転職をする場合、そもそも転職活動自体に何か法的に問題はあるのでしょうか?この点については、憲法22条で職業選択の自由が定められていて、これは労働者と会社双方に妥当します(会社にとっては採用の自由)。つまり、労働者はそもそも会社を選ぶ権利が保障されているということです。また、期間の定めのない労働契約においては、労働者には辞職(退職)の自由がある(民法627条1項)ので、この自由と新たな会社との契約締結の自由を行使して、他企業へ移る(転職)することは自由です。よって、転職あるいは転職活動自体に何ら法的な問題はありません。
「就業中」は誠実に労働する義務があり、職務への専念が必要
ただし、転職自体に法的な問題点はないにしても、「就業中」に「隠れて」転職活動をする場合は事情が異なります。「就業中」に関していえば、労働者と会社の間には労働契約上の義務として、誠実に労働する義務があり、職務に専念する必要があります。転職活動をすることによって、日常の業務に支障を及ぼすようなことになると、この義務に違反することになります。例えば、所定労働時間内に転職活動のため電話をかけたり、残業命令が出たにも関わらず、転職活動のために「残業できない・しない」というのは、この義務に違反するでしょう。こうした行為があれば、就業規則の規定(例えば、「職務怠慢で業務に支障が及ぶとき」など)によって、懲戒処分される可能性があります。

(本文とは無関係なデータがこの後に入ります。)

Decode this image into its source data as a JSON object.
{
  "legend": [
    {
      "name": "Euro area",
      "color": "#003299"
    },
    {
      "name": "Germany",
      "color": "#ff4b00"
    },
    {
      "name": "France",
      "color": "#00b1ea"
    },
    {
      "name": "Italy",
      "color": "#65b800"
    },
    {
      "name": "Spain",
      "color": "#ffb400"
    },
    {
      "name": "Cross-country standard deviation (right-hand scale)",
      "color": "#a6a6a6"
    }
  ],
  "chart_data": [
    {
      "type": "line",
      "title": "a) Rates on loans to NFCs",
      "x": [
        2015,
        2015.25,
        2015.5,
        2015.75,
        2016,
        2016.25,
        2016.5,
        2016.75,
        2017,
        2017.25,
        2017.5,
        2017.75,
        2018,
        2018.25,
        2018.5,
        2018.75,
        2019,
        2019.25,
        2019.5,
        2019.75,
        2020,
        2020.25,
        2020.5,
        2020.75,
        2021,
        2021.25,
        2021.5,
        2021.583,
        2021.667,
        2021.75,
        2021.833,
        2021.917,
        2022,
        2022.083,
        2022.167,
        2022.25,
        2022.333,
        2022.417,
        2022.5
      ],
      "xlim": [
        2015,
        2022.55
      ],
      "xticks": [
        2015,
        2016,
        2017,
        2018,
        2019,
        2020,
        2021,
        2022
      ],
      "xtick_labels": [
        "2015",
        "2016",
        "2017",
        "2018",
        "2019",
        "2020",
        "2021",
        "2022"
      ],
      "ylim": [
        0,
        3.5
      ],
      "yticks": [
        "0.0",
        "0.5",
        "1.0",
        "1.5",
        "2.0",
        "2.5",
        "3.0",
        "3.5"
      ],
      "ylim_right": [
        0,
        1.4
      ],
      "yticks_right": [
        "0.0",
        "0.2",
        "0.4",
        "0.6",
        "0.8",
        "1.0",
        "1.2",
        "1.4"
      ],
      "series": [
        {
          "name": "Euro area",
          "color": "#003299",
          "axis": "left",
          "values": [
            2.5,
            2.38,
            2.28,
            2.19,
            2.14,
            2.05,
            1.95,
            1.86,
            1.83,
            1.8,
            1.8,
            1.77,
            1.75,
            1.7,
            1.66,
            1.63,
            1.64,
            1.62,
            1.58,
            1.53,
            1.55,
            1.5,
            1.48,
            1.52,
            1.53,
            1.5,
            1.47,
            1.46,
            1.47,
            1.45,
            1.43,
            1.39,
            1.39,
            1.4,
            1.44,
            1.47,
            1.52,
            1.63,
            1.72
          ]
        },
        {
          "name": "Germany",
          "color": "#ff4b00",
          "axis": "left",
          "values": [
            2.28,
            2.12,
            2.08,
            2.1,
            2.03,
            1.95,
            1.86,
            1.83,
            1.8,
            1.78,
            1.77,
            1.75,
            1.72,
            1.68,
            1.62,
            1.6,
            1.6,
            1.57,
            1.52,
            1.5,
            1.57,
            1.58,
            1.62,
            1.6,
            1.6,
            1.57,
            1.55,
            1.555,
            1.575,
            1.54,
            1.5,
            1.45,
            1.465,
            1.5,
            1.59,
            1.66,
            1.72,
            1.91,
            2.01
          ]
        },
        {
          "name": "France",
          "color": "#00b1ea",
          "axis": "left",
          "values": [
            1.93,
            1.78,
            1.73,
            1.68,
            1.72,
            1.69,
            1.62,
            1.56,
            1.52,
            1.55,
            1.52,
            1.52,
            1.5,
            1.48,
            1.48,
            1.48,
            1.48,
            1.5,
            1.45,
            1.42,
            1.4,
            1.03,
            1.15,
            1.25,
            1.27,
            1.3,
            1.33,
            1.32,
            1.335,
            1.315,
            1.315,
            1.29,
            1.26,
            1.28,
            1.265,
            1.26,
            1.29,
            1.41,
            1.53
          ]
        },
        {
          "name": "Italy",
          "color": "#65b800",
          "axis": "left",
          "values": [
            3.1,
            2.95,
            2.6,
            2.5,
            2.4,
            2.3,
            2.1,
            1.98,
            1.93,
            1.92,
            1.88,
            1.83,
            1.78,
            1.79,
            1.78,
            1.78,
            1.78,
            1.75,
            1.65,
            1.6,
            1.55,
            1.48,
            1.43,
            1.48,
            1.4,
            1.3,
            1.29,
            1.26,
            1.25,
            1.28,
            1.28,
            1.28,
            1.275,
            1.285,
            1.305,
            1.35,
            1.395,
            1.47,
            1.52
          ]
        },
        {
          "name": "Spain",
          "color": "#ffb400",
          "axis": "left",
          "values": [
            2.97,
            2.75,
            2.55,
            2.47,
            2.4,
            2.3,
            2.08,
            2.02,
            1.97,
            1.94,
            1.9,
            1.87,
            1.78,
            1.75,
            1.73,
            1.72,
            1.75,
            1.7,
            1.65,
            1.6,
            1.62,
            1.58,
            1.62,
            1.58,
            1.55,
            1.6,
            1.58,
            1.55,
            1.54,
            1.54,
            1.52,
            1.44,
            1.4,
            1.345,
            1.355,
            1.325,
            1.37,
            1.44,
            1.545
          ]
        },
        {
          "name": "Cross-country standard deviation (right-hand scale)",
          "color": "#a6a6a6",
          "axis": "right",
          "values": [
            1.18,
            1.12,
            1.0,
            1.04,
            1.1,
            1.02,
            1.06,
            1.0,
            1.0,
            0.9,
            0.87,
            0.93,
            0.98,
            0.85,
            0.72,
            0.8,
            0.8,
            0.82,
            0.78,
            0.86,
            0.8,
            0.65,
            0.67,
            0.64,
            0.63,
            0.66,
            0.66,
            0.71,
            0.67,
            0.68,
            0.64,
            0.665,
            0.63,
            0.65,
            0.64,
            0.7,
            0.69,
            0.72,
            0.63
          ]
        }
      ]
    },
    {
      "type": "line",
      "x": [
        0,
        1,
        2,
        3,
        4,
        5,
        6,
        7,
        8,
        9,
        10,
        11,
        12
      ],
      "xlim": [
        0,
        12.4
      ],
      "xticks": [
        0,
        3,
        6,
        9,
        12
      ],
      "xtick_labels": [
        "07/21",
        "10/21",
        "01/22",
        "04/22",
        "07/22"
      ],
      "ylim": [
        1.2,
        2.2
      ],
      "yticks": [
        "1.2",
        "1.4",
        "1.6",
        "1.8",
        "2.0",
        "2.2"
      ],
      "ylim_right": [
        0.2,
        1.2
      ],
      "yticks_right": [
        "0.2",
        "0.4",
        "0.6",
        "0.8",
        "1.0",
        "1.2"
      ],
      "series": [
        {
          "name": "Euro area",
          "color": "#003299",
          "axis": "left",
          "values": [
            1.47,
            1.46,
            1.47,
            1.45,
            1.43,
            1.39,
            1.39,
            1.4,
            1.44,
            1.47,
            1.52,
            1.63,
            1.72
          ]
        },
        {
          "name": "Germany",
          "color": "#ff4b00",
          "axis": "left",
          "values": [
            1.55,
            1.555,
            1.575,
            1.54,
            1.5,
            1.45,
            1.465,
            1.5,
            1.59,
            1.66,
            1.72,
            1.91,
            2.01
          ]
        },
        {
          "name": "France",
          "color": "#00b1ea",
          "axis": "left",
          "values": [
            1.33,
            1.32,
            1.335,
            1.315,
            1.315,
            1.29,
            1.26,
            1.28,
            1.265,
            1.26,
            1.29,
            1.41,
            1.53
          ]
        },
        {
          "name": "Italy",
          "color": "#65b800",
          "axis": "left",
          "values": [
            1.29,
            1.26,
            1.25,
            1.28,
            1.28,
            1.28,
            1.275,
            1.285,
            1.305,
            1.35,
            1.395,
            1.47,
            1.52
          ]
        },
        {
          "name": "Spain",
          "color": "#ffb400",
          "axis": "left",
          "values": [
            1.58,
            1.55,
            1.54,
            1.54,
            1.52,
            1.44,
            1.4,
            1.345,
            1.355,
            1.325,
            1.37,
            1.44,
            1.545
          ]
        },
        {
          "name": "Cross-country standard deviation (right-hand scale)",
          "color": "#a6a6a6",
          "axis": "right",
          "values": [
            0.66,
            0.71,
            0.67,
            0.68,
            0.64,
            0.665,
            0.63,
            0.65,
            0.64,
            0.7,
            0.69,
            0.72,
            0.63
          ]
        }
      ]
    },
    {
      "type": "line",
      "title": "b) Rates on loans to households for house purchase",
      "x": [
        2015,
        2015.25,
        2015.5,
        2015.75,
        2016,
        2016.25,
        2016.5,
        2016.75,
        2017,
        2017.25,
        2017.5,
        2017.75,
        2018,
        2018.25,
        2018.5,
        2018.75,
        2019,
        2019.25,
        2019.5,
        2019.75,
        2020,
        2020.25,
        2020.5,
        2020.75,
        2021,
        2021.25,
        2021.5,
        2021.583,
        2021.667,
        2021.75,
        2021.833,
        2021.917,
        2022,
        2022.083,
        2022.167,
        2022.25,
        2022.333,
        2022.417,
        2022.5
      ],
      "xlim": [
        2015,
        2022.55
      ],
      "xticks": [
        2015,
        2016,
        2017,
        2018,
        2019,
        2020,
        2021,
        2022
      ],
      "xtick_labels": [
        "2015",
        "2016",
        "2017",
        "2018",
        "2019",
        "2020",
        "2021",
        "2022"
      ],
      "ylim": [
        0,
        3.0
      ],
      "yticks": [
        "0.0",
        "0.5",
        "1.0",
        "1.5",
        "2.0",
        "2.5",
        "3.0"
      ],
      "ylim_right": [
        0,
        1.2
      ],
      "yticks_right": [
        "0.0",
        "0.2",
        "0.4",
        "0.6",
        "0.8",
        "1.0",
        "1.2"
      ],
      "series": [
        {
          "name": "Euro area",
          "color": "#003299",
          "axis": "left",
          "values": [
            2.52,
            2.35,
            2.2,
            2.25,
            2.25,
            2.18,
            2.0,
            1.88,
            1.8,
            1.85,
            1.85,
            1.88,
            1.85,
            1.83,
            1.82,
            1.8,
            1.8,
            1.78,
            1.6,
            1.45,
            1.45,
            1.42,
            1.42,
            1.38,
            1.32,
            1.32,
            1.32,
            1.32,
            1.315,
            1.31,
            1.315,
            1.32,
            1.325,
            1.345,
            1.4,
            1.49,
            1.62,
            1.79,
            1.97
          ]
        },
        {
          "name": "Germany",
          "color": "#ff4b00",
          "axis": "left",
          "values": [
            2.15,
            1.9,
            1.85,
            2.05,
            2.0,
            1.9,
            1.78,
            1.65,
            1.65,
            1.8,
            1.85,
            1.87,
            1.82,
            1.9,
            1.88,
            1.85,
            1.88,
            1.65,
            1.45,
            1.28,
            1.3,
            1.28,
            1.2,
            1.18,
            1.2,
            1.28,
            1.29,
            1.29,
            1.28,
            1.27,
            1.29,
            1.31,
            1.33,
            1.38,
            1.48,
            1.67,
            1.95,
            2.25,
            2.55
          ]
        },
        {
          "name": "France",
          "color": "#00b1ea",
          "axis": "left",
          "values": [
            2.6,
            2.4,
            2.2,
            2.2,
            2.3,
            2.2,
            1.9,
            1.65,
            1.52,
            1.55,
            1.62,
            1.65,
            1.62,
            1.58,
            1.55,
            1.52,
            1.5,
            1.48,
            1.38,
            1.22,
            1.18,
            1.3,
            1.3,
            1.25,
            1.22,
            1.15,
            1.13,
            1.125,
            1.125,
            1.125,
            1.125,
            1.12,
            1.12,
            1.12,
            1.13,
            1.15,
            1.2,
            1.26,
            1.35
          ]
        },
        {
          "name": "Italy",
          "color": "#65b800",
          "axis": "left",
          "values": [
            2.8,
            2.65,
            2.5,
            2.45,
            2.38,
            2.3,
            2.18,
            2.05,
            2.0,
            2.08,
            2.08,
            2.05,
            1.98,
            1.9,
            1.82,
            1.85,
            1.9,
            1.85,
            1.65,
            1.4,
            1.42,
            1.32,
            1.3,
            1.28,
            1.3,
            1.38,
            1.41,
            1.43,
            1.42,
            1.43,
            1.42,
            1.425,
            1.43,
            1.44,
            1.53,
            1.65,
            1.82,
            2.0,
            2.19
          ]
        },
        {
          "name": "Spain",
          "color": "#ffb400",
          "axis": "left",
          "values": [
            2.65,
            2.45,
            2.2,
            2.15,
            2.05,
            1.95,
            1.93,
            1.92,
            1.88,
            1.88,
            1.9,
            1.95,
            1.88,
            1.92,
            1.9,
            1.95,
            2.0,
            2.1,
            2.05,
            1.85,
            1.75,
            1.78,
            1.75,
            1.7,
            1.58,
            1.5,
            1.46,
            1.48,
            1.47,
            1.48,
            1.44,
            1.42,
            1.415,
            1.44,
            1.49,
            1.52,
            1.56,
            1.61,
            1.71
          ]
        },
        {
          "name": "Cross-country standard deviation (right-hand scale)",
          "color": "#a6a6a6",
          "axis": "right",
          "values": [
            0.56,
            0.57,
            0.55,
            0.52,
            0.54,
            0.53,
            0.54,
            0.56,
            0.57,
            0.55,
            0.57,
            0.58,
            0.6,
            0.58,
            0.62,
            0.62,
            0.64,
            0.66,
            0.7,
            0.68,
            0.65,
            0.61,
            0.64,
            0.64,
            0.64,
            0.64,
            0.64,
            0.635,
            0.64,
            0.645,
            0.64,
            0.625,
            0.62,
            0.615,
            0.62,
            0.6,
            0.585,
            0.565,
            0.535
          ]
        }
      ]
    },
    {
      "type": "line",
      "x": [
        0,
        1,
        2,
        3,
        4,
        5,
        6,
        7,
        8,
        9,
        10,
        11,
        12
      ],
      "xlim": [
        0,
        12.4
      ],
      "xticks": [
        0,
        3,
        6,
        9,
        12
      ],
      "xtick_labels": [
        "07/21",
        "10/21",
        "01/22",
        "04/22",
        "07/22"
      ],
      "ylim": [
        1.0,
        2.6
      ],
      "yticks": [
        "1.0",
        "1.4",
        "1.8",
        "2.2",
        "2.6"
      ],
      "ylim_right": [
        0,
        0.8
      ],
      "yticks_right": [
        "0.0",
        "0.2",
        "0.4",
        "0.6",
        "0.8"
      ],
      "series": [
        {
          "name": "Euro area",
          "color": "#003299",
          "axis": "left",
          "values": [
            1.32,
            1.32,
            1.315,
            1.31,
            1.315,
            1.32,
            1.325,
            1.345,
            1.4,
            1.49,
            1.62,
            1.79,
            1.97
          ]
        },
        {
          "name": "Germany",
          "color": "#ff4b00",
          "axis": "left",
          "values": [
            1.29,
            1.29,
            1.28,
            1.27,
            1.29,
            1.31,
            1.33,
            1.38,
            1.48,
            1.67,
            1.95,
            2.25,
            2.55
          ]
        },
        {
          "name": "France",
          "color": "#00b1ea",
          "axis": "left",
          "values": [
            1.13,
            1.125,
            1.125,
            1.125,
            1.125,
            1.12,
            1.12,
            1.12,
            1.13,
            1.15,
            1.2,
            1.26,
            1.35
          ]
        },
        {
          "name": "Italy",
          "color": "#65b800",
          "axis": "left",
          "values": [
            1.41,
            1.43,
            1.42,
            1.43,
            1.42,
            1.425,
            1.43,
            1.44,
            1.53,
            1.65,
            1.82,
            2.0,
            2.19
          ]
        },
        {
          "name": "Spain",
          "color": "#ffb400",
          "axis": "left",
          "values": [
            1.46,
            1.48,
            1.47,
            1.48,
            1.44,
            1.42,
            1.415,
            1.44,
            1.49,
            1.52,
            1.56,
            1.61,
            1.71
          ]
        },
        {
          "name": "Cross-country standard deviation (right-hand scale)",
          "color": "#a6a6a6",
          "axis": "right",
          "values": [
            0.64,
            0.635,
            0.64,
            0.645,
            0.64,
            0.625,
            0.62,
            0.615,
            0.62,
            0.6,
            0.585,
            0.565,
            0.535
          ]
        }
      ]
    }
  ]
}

転職活動に会社の備品を使うと懲戒処分の可能性が高まる
また、転職活動のために「会社の電話を使った」「会社のパソコンで転職サイトを閲覧していた」などが発覚した場合は、懲戒処分の対象とされる可能性が高まります。あくまで会社の備品は、その会社の職務を遂行するために従業員に貸与されているものであって、私的に利用することは許されない場合がほとんどです。会社は業務上の理由から従業員に貸与したパソコンのログなどを調査する権利を持っているため(最近では、就業規則等に書かれていることも多い)、従業員は「見られている」ということを意識しておくべきでしょう。
転職活動を理由とした有給休暇の利用は問題ない
ちなみに、有給休暇を利用して転職活動をする場合は何か違反となるのでしょうか?有給休暇を利用する際、会社に理由を説明する義務はありません。また、有給をどのように利用しようとも原則自由です。そのため、転職活動を理由とした有給休暇の利用は何ら問題ないでしょう。ただ、いざ転職活動のために有給を取ろうとしても「会社にバレたら嫌だ」「同僚に後ろめたい」といったこともあるでしょう。そういう気持ちになる場合には、思い切って転職活動のことを上司に伝えるとか、退職後に転職活動をする、などした方が良いかもしれません。
最後に、この機会に会社の就業規則を見ておくことをおすすめします。どのような服務規律があるか、どんな場合に懲戒処分がなされるかを確認しておくと良いでしょう。